Later he is met by Camilla and she takes his elbow. Again he fidgets with his cufflink on his left shirtsleeve. Later on he is joined by William and Kate who are dressed up with blue sashes. It is evening and they all have a gig to go to.

The scene changes and it is another day. Charles is walking along a carpeted corridor with a tall woman who is Blaise Metreweli. From their interaction I can tell that they have met before and are increasingly on familiar grounds. She is giving him his weekly update. He jokes that when an M dies and new M is always born. They both find this mildly amusing. Charles likes to walk and talk and she is comfortable with this. The corridor has a tall window at one end and a carpet which is in a wide strip but which does not reach the walls. There is wooden floor between the carpet and the ornate walls. The carpet is of a reddish hue. They are both walking away from the low morning winter light from the window and casting a shadow in front of them. Charles is listening with full attention. You can almost hear him listening. It is a special skill of his. It is clear that the relationship between king and MI6 is not as simple as it might first seem. It is more nuanced and impactful.

The dream ends.

I wonder where did that come from. It has touched upon something other than the face value which I cannot as yet put into words.
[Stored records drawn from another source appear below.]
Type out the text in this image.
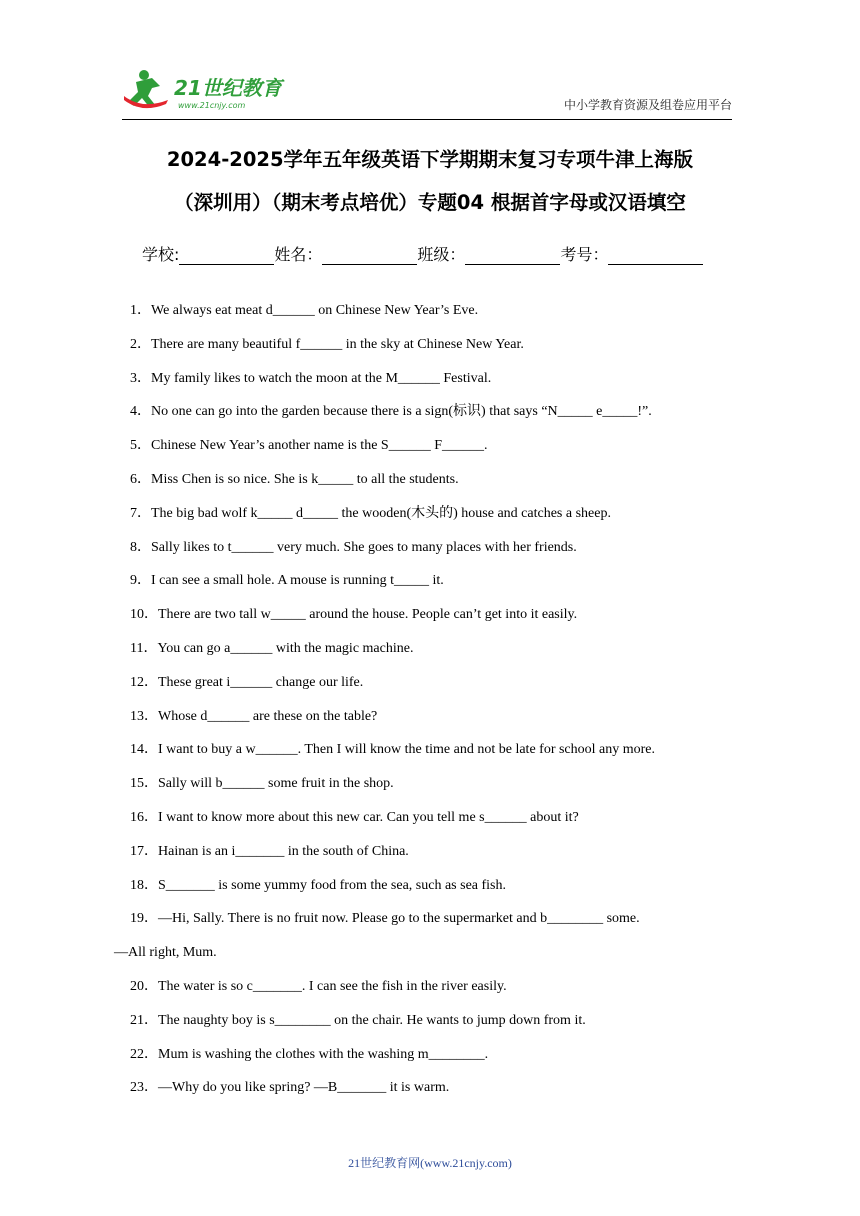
21世纪教育
www.21cnjy.com	中小学教育资源及组卷应用平台
2024-2025学年五年级英语下学期期末复习专项牛津上海版
（深圳用）（期末考点培优）专题04 根据首字母或汉语填空
学校:	姓名：	班级：	考号：
1．We always eat meat d______ on Chinese New Year’s Eve.
2．There are many beautiful f______ in the sky at Chinese New Year.
3．My family likes to watch the moon at the M______ Festival.
4．No one can go into the garden because there is a sign(标识) that says “N_____ e_____!”.
5．Chinese New Year’s another name is the S______ F______.
6．Miss Chen is so nice. She is k_____ to all the students.
7．The big bad wolf k_____ d_____ the wooden(木头的) house and catches a sheep.
8．Sally likes to t______ very much. She goes to many places with her friends.
9．I can see a small hole. A mouse is running t_____ it.
10．There are two tall w_____ around the house. People can’t get into it easily.
11．You can go a______ with the magic machine.
12．These great i______ change our life.
13．Whose d______ are these on the table?
14．I want to buy a w______. Then I will know the time and not be late for school any more.
15．Sally will b______ some fruit in the shop.
16．I want to know more about this new car. Can you tell me s______ about it?
17．Hainan is an i_______ in the south of China.
18．S_______ is some yummy food from the sea, such as sea fish.
19．—Hi, Sally. There is no fruit now. Please go to the supermarket and b________ some.
—All right, Mum.
20．The water is so c_______. I can see the fish in the river easily.
21．The naughty boy is s________ on the chair. He wants to jump down from it.
22．Mum is washing the clothes with the washing m________.
23．—Why do you like spring? —B_______ it is warm.
21世纪教育网(www.21cnjy.com)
Oxbridge College – Short Dream – 16-12-2025

Here is this morning’s dream had just before 6 AM. I am no longer getting up to watch TV during the night. The sleep is still not profound. I wake several times. After about 3 AM I do not feel tired. But can sleep. After about 6 the lower back pain tends to make me want to get up and move around.

The dream opens on a green field which slopes slightly down to a river. It is like Christchurch Meadow. There can be seen a weeping willow near the river. The dream is certain that this is Oxford. I am walking with two male “fellows” who are a bit younger than me along a path. They are professors. One has dark hair the other more blonde.

The scene changes and we are in some unspecified Oxford college taking the tour. They are showing me a refectory, a library and the kind of rooms that a college fellow has. They say that it has access to university libraries including the Bodleian. It dawns on me that in a round about way they are offering me a position at the college.

I ask them on what criteria they could do such a thing commenting that in no way do I match up to the normal criteria about how these things are offered. They say that because of the private way the college is funded there are many weird and wonderful endowments that could be invoked and used. I do not think they are being serious and it is some kind of cobbled together ersatz. I further comment that I am not able to teach anything vaguely on any university curriculum. They seem unfazed by this.

They want to show me the college farm. We take a short ride out into the country and the dark haired one proudly displays their new eco-farm in which they grow heritage vegetables. He shows me his tutor group in action and shows me a spreadsheet of names arranged in a “portrait” orientation excel spreadsheet. I rearrange the spreadsheet into “landscape”. The names are all very English. One name stands out, Scanlon.

We go back to the college and I am invited to a soirée that evening at which many of the fellows and members of the college will be. The master will also be there. I thank them for the invitation but decline. I explain that I am not fond of such things and generally have difficulty hacking them.

I am near perplexed in the dream as to why they might cobble together some kind of position. It smacks of some political fix; somebody has had a “bright” idea. They have not thought this through.

The dream ends

Wayback even though I was not a top “A” grade student my school wanted me to take the Oxford entrance exams, because the teacher thought I would be better at the slightly off the wall questions. We visited Christchurch. The extra lessons however were interfering with rugby training at lunchtimes so I stopped going. I did not sit the exams.